Pazar 25.11.2018
Son Güncelleme: Pazartesi 26.11.2018

Tüm mazlumlar adına acı ve umutlarını sanata döktüler

Türk Kızılayı'nın sığınmacılara yönelik başlattığı "Umudun Renkleri" projesi kapsamında, 12 Suriyeli kadın, travmalarını, umutlarını sanata yansıttı. Ürettikleri eserler önümüzdeki hafta Ankara'da sergilenecek, Aralık ortasında ise serginin durağı İstanbul Metrosu olacak. İşte yaşadıkları travmaları, Türkiye'deki buldukları huzuru ve umudu sanata yansıtan 12 kadının hikayesi... Tüm mazlumlar adına anlattılar.

Bu coğrafya yüzyıllardır, mazluma, garibe hor görülmüşe, Tanrı misafirine kucak açtı... 'Bereket' sırrının sadece aşını değil, yeri geldiğinde toprağını, yuvasını da paylaşmaktan geçtiği sırrına vakıftı çünkü... Bu her zaman böyle oldu, böyle devam etti.

Son olarak Suriye halkına yaşatılan 'dünya cehennemi'nden kaçan yüzbinlerce sığınmacıya kucak açan Türkiye ve Türk halkı, onları bu topraklarda sahipsiz bırakmadı. Aşını, işini paylaştı. Günlük ve sosyal hayata dahil etmenin yollarını aradı. İşte böyle bir projeden bahsedeceğiz.

Bu kapsamda Türkiye'de yaşayan sığınmacıların ürettikleri sanat eserleri aracılığıyla bir farkındalık kampanyası yürütülecek.
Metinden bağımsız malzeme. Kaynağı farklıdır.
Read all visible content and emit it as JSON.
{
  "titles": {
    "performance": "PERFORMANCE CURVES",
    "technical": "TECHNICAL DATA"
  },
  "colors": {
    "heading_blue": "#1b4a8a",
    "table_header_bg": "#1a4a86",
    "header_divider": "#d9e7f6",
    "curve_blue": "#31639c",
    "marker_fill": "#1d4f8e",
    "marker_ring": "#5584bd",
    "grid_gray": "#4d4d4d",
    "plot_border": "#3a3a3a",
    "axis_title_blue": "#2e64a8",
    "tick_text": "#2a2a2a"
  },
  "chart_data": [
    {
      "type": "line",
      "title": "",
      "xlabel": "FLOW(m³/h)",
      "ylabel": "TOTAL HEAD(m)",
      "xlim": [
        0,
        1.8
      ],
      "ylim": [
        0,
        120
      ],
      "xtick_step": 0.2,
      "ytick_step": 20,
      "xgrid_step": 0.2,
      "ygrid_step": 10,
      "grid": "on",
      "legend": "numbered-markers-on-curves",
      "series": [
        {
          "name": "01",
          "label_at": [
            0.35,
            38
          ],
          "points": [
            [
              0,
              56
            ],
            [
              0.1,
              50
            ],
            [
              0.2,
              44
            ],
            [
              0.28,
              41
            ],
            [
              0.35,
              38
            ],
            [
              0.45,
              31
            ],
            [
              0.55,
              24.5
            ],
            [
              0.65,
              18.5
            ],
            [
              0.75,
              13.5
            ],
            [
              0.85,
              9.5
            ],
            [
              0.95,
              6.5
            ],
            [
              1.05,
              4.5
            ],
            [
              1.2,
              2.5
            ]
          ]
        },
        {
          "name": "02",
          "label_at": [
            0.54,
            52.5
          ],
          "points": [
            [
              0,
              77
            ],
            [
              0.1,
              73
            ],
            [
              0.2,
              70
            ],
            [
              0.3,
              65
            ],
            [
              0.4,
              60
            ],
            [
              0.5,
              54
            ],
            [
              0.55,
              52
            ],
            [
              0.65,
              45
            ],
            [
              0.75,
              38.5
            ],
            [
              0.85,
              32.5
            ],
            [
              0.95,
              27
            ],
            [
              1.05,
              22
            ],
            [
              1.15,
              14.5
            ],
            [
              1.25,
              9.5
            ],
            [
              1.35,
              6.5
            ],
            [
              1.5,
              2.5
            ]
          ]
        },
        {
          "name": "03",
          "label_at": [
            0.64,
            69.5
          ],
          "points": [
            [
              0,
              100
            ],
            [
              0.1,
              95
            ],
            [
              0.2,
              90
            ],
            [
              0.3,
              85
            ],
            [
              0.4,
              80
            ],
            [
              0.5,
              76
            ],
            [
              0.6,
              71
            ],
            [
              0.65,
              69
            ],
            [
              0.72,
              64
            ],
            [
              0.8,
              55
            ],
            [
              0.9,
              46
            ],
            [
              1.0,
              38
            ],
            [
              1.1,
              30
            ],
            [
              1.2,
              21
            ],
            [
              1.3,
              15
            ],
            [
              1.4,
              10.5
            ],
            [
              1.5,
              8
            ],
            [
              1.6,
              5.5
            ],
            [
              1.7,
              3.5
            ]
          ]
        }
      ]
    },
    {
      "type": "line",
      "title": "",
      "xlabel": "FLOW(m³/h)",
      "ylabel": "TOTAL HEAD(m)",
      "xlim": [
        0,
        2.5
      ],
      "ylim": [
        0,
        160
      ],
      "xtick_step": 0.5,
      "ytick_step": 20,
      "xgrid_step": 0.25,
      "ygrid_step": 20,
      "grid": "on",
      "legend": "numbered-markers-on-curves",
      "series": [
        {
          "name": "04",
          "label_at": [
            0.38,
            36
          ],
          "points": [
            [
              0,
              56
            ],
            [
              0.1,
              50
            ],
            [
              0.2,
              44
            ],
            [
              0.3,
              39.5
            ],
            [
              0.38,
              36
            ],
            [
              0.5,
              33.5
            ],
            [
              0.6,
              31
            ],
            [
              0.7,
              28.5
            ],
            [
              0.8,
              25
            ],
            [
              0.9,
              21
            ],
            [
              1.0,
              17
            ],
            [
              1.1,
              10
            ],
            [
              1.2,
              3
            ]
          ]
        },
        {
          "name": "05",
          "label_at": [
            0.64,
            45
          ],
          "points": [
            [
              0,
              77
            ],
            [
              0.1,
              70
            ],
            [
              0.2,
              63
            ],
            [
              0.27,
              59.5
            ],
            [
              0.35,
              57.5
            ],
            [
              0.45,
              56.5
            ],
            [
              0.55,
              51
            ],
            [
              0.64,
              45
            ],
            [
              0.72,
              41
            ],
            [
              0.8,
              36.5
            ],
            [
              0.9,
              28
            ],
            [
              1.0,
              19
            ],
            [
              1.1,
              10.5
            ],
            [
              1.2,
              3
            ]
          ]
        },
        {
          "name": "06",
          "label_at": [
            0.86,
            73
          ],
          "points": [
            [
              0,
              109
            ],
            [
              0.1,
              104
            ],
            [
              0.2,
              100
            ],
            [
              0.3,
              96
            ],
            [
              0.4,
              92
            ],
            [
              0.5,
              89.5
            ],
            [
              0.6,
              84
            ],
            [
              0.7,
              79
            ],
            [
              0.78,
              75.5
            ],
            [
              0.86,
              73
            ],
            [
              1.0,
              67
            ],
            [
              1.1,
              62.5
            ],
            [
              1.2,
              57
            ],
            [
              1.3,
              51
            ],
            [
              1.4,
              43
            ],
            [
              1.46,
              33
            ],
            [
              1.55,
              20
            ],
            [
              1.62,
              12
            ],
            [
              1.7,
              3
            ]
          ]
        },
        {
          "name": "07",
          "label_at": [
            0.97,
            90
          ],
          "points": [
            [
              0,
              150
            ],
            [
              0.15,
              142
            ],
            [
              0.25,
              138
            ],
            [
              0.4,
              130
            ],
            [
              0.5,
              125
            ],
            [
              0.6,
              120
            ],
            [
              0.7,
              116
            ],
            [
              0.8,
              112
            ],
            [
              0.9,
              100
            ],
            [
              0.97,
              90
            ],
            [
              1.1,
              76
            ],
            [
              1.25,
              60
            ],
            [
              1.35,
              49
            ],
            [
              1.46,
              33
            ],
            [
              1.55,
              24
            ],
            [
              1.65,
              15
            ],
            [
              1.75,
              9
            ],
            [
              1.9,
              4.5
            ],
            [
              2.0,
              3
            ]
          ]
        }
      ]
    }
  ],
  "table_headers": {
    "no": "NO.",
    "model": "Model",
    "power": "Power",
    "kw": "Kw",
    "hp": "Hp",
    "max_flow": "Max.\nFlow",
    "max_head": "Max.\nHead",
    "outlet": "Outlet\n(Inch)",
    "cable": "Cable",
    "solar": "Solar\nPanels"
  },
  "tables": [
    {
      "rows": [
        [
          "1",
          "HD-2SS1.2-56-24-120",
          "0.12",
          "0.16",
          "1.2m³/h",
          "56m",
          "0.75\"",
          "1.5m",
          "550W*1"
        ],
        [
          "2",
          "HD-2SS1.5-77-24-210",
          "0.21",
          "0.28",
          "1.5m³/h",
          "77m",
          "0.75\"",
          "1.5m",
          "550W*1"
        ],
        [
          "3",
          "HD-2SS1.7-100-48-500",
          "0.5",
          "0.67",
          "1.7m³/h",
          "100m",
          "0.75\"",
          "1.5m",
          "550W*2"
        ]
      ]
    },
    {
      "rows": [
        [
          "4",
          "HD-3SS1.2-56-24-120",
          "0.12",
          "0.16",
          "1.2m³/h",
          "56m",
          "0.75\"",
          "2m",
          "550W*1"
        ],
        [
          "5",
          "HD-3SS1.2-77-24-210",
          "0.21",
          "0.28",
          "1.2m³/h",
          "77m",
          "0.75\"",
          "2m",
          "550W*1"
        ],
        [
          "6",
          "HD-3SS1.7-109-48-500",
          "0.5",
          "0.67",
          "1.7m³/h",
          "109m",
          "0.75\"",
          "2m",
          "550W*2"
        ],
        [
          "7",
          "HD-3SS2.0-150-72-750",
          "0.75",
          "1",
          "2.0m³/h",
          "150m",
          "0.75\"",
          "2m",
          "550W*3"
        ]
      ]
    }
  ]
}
Ankara'da yaşayan, Sosyal Uyum Yardımı'ndan faydalanan ve sanata meraklı 12 kadın sığınmacı sanat eğitimi aldı ve yaşadıklarını eserlerine yansıttı. 12 kadın sığınmacı Ankara'da kolaj, patchwork ve baskı teknikleri alanında işler üretti. Bu sanat eserleri önümüzdeki hafta Ankara'da yapılacak bir lansmanla sergilenmeye başlanacak. Aralık ortasında ise Yenikapı Metrosu'na taşınacak.
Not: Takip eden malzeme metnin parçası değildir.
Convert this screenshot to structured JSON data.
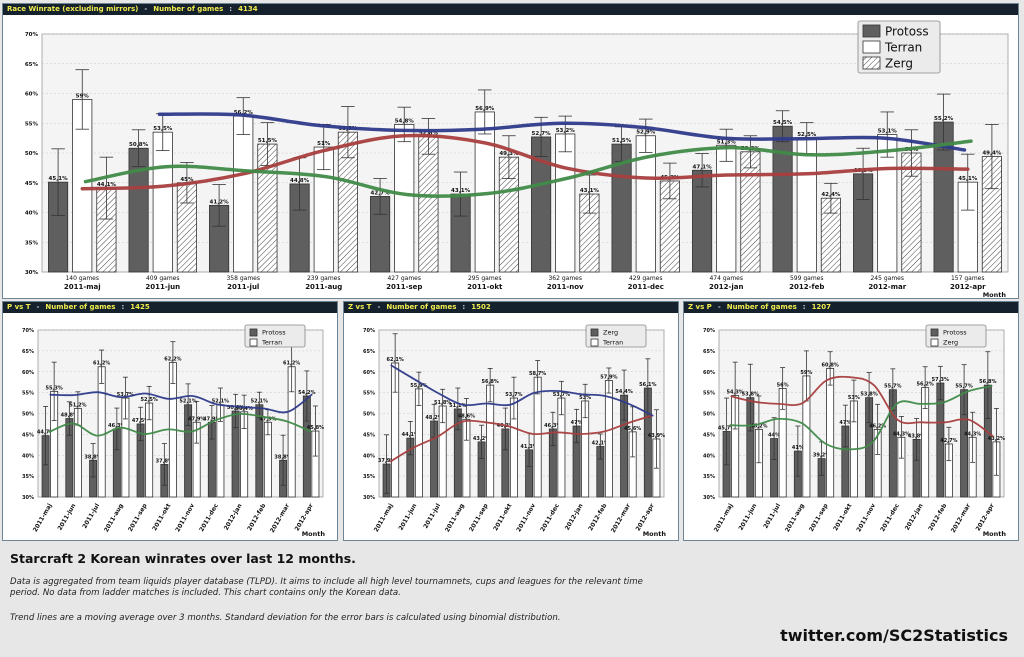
{
  "footer": {
    "title": "Starcraft 2 Korean winrates over last 12 months.",
    "description": "Data is aggregated from team liquids player database (TLPD). It aims to include all high level tournamnets, cups and leagues for the relevant time period. No data from ladder matches is included. This chart contains only the Korean data.",
    "trend_note": "Trend lines are a moving average over 3 months. Standard deviation for the error bars is calculated using binomial distribution.",
    "twitter": "twitter.com/SC2Statistics"
  },
  "colors": {
    "protoss": "#5f5f5f",
    "terran": "#ffffff",
    "zerg": "#ffffff",
    "blue": "#2e3a8a",
    "red": "#a83e3e",
    "green": "#3f8a48",
    "header_bg": "#15222d",
    "header_text": "#f0ec4e"
  },
  "chart_data": [
    {
      "id": "main",
      "type": "bar",
      "title": "Race Winrate (excluding mirrors)",
      "count_label": "Number of games",
      "count": "4134",
      "xlabel": "Month",
      "ylim": [
        30,
        70
      ],
      "yticks": [
        "30%",
        "35%",
        "40%",
        "45%",
        "50%",
        "55%",
        "60%",
        "65%",
        "70%"
      ],
      "categories": [
        "2011-maj",
        "2011-jun",
        "2011-jul",
        "2011-aug",
        "2011-sep",
        "2011-okt",
        "2011-nov",
        "2011-dec",
        "2012-jan",
        "2012-feb",
        "2012-mar",
        "2012-apr"
      ],
      "games": [
        "140 games",
        "409 games",
        "358 games",
        "239 games",
        "427 games",
        "295 games",
        "362 games",
        "429 games",
        "474 games",
        "599 games",
        "245 games",
        "157 games"
      ],
      "series": [
        {
          "name": "Protoss",
          "style": "protoss",
          "trend": "blue",
          "values": [
            45.1,
            50.8,
            41.2,
            44.8,
            42.7,
            43.1,
            52.7,
            51.5,
            47.1,
            54.5,
            46.5,
            55.2
          ],
          "labels": [
            "45,1%",
            "50,8%",
            "41,2%",
            "44,8%",
            "42,7%",
            "43,1%",
            "52,7%",
            "51,5%",
            "47,1%",
            "54,5%",
            "46,5%",
            "55,2%"
          ],
          "errors": [
            5.6,
            3.1,
            3.5,
            4.4,
            3.0,
            3.7,
            3.3,
            2.9,
            2.8,
            2.6,
            4.3,
            4.7
          ],
          "trend_values": [
            null,
            56.5,
            56.4,
            54.6,
            53.8,
            54.0,
            55.0,
            54.3,
            52.5,
            52.4,
            52.5,
            50.5
          ]
        },
        {
          "name": "Terran",
          "style": "terran",
          "trend": "red",
          "values": [
            59,
            53.5,
            56.2,
            51,
            54.8,
            56.9,
            53.2,
            52.9,
            51.3,
            52.5,
            53.1,
            45.1
          ],
          "labels": [
            "59%",
            "53,5%",
            "56,2%",
            "51%",
            "54,8%",
            "56,9%",
            "53,2%",
            "52,9%",
            "51,3%",
            "52,5%",
            "53,1%",
            "45,1%"
          ],
          "errors": [
            5.0,
            3.1,
            3.1,
            3.8,
            2.9,
            3.7,
            3.0,
            2.8,
            2.7,
            2.6,
            3.8,
            4.7
          ],
          "trend_values": [
            44.0,
            44.4,
            46.5,
            50.4,
            52.9,
            51.7,
            47.5,
            45.8,
            46.3,
            46.5,
            47.4,
            47.3
          ]
        },
        {
          "name": "Zerg",
          "style": "zerg",
          "trend": "green",
          "values": [
            44.1,
            45,
            51.5,
            53.5,
            52.8,
            49.3,
            43.1,
            45.3,
            50.2,
            42.4,
            50,
            49.4
          ],
          "labels": [
            "44,1%",
            "45%",
            "51,5%",
            "53,5%",
            "52,8%",
            "49,3%",
            "43,1%",
            "45,3%",
            "50,2%",
            "42,4%",
            "50%",
            "49,4%"
          ],
          "errors": [
            5.2,
            3.4,
            3.6,
            4.3,
            3.0,
            3.6,
            3.2,
            3.0,
            2.7,
            2.5,
            3.9,
            5.4
          ],
          "trend_values": [
            45.2,
            47.7,
            47.0,
            46.0,
            43.0,
            43.2,
            45.8,
            49.4,
            50.9,
            49.7,
            50.4,
            52.0
          ]
        }
      ]
    },
    {
      "id": "pvt",
      "type": "bar",
      "title": "P vs T",
      "count_label": "Number of games",
      "count": "1425",
      "xlabel": "Month",
      "ylim": [
        30,
        70
      ],
      "yticks": [
        "30%",
        "35%",
        "40%",
        "45%",
        "50%",
        "55%",
        "60%",
        "65%",
        "70%"
      ],
      "categories": [
        "2011-maj",
        "2011-jun",
        "2011-jul",
        "2011-aug",
        "2011-sep",
        "2011-okt",
        "2011-nov",
        "2011-dec",
        "2012-jan",
        "2012-feb",
        "2012-mar",
        "2012-apr"
      ],
      "series": [
        {
          "name": "Protoss",
          "style": "protoss",
          "trend": "green",
          "values": [
            44.7,
            48.8,
            38.8,
            46.3,
            47.5,
            37.8,
            52.1,
            47.9,
            50.6,
            52.1,
            38.8,
            54.2
          ],
          "labels": [
            "44,7%",
            "48,8%",
            "38,8%",
            "46,3%",
            "47,5%",
            "37,8%",
            "52,1%",
            "47,9%",
            "50,6%",
            "52,1%",
            "38,8%",
            "54,2%"
          ],
          "errors": [
            7,
            4,
            4,
            5,
            4,
            5,
            5,
            4,
            4,
            3,
            6,
            6
          ],
          "trend_values": [
            45.6,
            47.6,
            44.7,
            46.6,
            45.1,
            46.2,
            45.7,
            48.4,
            49.9,
            49.2,
            48.1,
            45.7
          ]
        },
        {
          "name": "Terran",
          "style": "terran",
          "trend": "blue",
          "values": [
            55.3,
            51.2,
            61.2,
            53.7,
            52.5,
            62.2,
            47.9,
            52.1,
            50.4,
            47.9,
            61.2,
            45.8
          ],
          "labels": [
            "55,3%",
            "51,2%",
            "61,2%",
            "53,7%",
            "52,5%",
            "62,2%",
            "47,9%",
            "52,1%",
            "50,4%",
            "47,9%",
            "61,2%",
            "45,8%"
          ],
          "errors": [
            7,
            4,
            4,
            5,
            4,
            5,
            5,
            4,
            4,
            3,
            6,
            6
          ],
          "trend_values": [
            54.5,
            54.4,
            55.1,
            53.9,
            54.8,
            53.5,
            54.2,
            52.2,
            51.6,
            51.2,
            50.4,
            54.5
          ]
        }
      ]
    },
    {
      "id": "zvt",
      "type": "bar",
      "title": "Z vs T",
      "count_label": "Number of games",
      "count": "1502",
      "xlabel": "Month",
      "ylim": [
        30,
        70
      ],
      "yticks": [
        "30%",
        "35%",
        "40%",
        "45%",
        "50%",
        "55%",
        "60%",
        "65%",
        "70%"
      ],
      "categories": [
        "2011-maj",
        "2011-jun",
        "2011-jul",
        "2011-aug",
        "2011-sep",
        "2011-okt",
        "2011-nov",
        "2011-dec",
        "2012-jan",
        "2012-feb",
        "2012-mar",
        "2012-apr"
      ],
      "series": [
        {
          "name": "Zerg",
          "style": "protoss",
          "trend": "red",
          "values": [
            37.9,
            44.1,
            48.2,
            51.1,
            43.2,
            46.3,
            41.3,
            46.3,
            47,
            42.1,
            54.4,
            56.1
          ],
          "labels": [
            "37,9%",
            "44,1%",
            "48,2%",
            "51,1%",
            "43,2%",
            "46,3%",
            "41,3%",
            "46,3%",
            "47%",
            "42,1%",
            "54,4%",
            "56,1%"
          ],
          "errors": [
            7,
            4,
            4,
            5,
            4,
            5,
            4,
            4,
            4,
            3,
            6,
            7
          ],
          "trend_values": [
            38.5,
            41.9,
            44.5,
            48.0,
            47.9,
            46.9,
            45.1,
            45.5,
            45.1,
            45.7,
            47.7,
            49.5
          ]
        },
        {
          "name": "Terran",
          "style": "terran",
          "trend": "blue",
          "values": [
            62.1,
            55.9,
            51.8,
            48.6,
            56.8,
            53.7,
            58.7,
            53.7,
            53,
            57.9,
            45.6,
            43.9
          ],
          "labels": [
            "62,1%",
            "55,9%",
            "51,8%",
            "48,6%",
            "56,8%",
            "53,7%",
            "58,7%",
            "53,7%",
            "53%",
            "57,9%",
            "45,6%",
            "43,9%"
          ],
          "errors": [
            7,
            4,
            4,
            5,
            4,
            5,
            4,
            4,
            4,
            3,
            6,
            7
          ],
          "trend_values": [
            61.5,
            58.1,
            54.8,
            52.1,
            52.4,
            52.1,
            54.9,
            55.4,
            54.6,
            54.2,
            52.3,
            49.5
          ]
        }
      ]
    },
    {
      "id": "zvp",
      "type": "bar",
      "title": "Z vs P",
      "count_label": "Number of games",
      "count": "1207",
      "xlabel": "Month",
      "ylim": [
        30,
        70
      ],
      "yticks": [
        "30%",
        "35%",
        "40%",
        "45%",
        "50%",
        "55%",
        "60%",
        "65%",
        "70%"
      ],
      "categories": [
        "2011-maj",
        "2011-jun",
        "2011-jul",
        "2011-aug",
        "2011-sep",
        "2011-okt",
        "2011-nov",
        "2011-dec",
        "2012-jan",
        "2012-feb",
        "2012-mar",
        "2012-apr"
      ],
      "series": [
        {
          "name": "Protoss",
          "style": "protoss",
          "trend": "green",
          "values": [
            45.7,
            53.8,
            44,
            41,
            39.2,
            47,
            53.8,
            55.7,
            43.8,
            57.3,
            55.7,
            56.8
          ],
          "labels": [
            "45,7%",
            "53,8%",
            "44%",
            "41%",
            "39,2%",
            "47%",
            "53,8%",
            "55,7%",
            "43,8%",
            "57,3%",
            "55,7%",
            "56,8%"
          ],
          "errors": [
            8,
            8,
            5,
            6,
            4,
            5,
            6,
            5,
            5,
            4,
            6,
            8
          ],
          "trend_values": [
            47.2,
            47.2,
            48.7,
            47.7,
            42.8,
            41.4,
            43.2,
            52.3,
            52.3,
            52.7,
            55.3,
            56.6
          ]
        },
        {
          "name": "Zerg",
          "style": "terran",
          "trend": "red",
          "values": [
            54.3,
            46.2,
            56,
            59,
            60.8,
            53,
            46.2,
            44.3,
            56.2,
            42.7,
            44.3,
            43.2
          ],
          "labels": [
            "54,3%",
            "46,2%",
            "56%",
            "59%",
            "60,8%",
            "53%",
            "46,2%",
            "44,3%",
            "56,2%",
            "42,7%",
            "44,3%",
            "43,2%"
          ],
          "errors": [
            8,
            8,
            5,
            6,
            4,
            5,
            6,
            5,
            5,
            4,
            6,
            8
          ],
          "trend_values": [
            54.1,
            52.8,
            52.3,
            52.5,
            57.9,
            58.7,
            56.8,
            48.5,
            47.9,
            47.9,
            48.5,
            44.6
          ]
        }
      ]
    }
  ]
}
Ayrıca, "Umudun Renkleri projesinde yer alan bütün sığınmacılar, temel ihtiyaçlarını sağlamak amacıyla Avrupa Birliği tarafından finanse edilen, Türkiye Hükümeti'nin desteğiyle BM Dünya Gıda Programı ve Türk Kızılayı tarafından yürütülen Sosyal Uyum Yardımı (SUY) aracılığıyla nakit yardımı alıyor.

Sergiye katılan her kadın sığınmacının hikayesine ver verebilsek sayfalar yetmeyecekti. İşte yaşadıkları travmaları, Türkiye'deki buldukları huzuru ve umudu sanata yansıtan dört kadının hikayesi... Tüm mazlumlar adına anlattılar.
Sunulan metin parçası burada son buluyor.